Memories and Musings: Reflections on a shopping cart
Published 10:22 pm Monday, July 29, 2019
By Gene Gallelli
Four of us were lined up outside the grocery store like horses in the starting gates at the Kentucky Derby, staring at the pelting rain splash atop the cars waiting in the parking lot.
I heard the familiar swish of automatic doors and watched a young man carrying a plastic bag of groceries unflinchingly enter the downpour and “walk” to his car. I couldn’t help but wonder what color the sky must be in his world. Then I thought: maybe he’s just being childlike — something we should never stop being — and enjoying walking in the rain the way he probably did as a child.
The bespectacled, gray-haired lady next to me — her cart bulging with bags of groceries — shook her head and said, “Where did this come from?” I didn’t have a good response, so I said something stupid and insignificant, like, “Yeh! It’s really something!” then suggested she pull her cart back a little to get the bags in front out of the rain.
The young man dangling a filled plastic bag in one hand and a six-pack of a preferred beverage in the other, mumbled words that I hoped the lady with the cart didn’t hear. Then, spewing expletives he dashed to his waiting SUV, got in, and eventually drove off, probably inventing several new four-letter words and catchy phrases and anxious, I’m certain, to get to his six-pack of preferred beverages.

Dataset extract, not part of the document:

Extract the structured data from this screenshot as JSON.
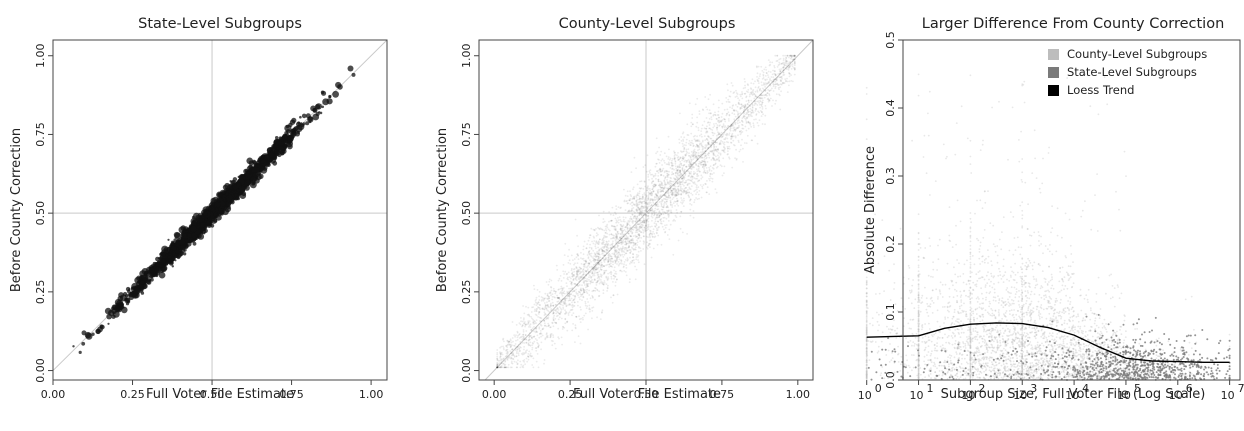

An extended-cab truck pulled in front of us to pick up our older male companion carrying two containers of deli food; he quickly jumped in the front passenger seat. Instead of driving off, the truck pulled into a parking space, probably so they could eat their lunches. Actually, I thought, dining in the rain with good music on the radio wouldn’t be so bad.
Only yours truly and the bespectacled lady with the shopping cart remained, still staring at the splashes, still wishing we had umbrellas, and still anxious to get home with the goods. Fortunately, I didn’t have anything perishable or frozen to worry about; not so with my lady friend with the bulging cart.
Then, after uttering a halfhearted, “Well, I guess I won’t melt!” I, unlike the Wicked Witch from The Wizard of Oz, raced with my vitals to my waiting chariot, fumbled for the key fob, unlocked the door, put the groceries in the back and jumped, drenched, into the driver’s seat. The car rumbled alive and we — me and the groceries — headed for home, passing the lady with the shopping cart who was still patiently waiting for the rain to stop.
There hadn’t been any plan for doing a study on human nature that day, but driving home in the downpour I summarized what startling reality was gained from the experience; which was: if you’ve gone to the grocery store, filled your cart with everything on your mile-long list, and it starts to pour, you’re probably going to get wet!